Guthrie, 16, is leading by example. The Christian teen – a high school sophomore who’s also dually enrolled at Union University in Jackson, Tenn. – has launched an initiative to raise money for a freshwater well in Sudan.
Guthrie intends to provide clean drinking water for the Sudanese people as a demonstration of God’s love for them through his campaign called “Dollar for a Drink.”
“The concept is extremely simple,” Guthrie said. “Give up one drink, and instead give that $1 to help build a well in Sudan. Our objective is for one well, which is $8,000 …”
Guthrie said more than 12 million people in Sudan lack adequate access to clean water. Digging wells is also expensive, because the dry climate requires deep digging to get to the water.
In addition, Guthrie said the lack of water leads to tribal conflicts.
“So, in a way, putting in more wells not only eliminates the thirst, but also wars as well,” he said.

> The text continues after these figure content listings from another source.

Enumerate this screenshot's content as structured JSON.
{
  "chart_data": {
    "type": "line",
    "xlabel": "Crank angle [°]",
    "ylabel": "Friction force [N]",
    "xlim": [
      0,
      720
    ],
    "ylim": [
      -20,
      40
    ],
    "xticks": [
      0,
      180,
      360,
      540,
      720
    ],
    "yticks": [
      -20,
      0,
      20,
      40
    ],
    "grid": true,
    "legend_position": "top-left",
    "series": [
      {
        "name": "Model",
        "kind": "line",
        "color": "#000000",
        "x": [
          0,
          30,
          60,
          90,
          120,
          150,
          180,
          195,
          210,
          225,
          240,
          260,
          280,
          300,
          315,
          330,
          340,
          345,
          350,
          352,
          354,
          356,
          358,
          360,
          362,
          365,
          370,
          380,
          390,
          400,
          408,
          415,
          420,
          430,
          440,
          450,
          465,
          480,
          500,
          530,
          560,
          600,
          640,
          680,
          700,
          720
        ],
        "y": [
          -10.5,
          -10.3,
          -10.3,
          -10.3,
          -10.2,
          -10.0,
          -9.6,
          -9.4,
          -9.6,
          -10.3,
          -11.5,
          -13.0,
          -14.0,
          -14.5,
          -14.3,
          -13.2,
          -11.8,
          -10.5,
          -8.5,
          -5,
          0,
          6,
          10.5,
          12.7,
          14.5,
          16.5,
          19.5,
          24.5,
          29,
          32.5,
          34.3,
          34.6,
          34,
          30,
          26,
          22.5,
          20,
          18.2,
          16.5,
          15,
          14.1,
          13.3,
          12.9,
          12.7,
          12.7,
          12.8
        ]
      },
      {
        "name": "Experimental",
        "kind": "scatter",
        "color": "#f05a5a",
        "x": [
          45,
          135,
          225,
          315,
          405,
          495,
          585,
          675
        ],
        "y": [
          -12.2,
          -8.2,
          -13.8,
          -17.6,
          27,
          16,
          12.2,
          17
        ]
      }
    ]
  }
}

Guthrie is working on the project with Baptist Global Response, an international relief and development organization, which has set aside a specific well for which Guthrie is raising money. Once the money is collected, BGR will send in a team to dig the well, and the workers will use their time in Sudan as an opportunity to talk with people about the love of God.
The project launched in September. Though larger donations are welcomed, Guthrie is asking people to donate $1 – what it would cost them to purchase a soft drink – to the effort. Though some may think their small donation doesn’t matter, Guthrie disagrees.
“I like to think of every dollar as a droplet of water,” he said. “By itself, that droplet can’t do a whole lot of good. But if you combine them all, you really have this large power source that really can make a large dent in the situation in Sudan.”
At the time this story was written, Joshua had collected about $3,855.
“This is a way all of us can be doers of the word,” Guthrie said. “Right now, in the next few minutes, we can act on Jesus words’ where he said, ‘When I was thirsty, you gave me a drink.’ Our Sudanese brothers and sisters are the least of these, so we hope that people will not delay giving, but act now if the Spirit is prompting them.”
He especially hopes teenagers will get involved in the effort, perhaps adopting it as a project for their church youth groups.
“I really hope to be a motivation to other teenagers that it really doesn’t matter what your age is, you can make a difference in the world and overcome the low expectations of the culture,” he said.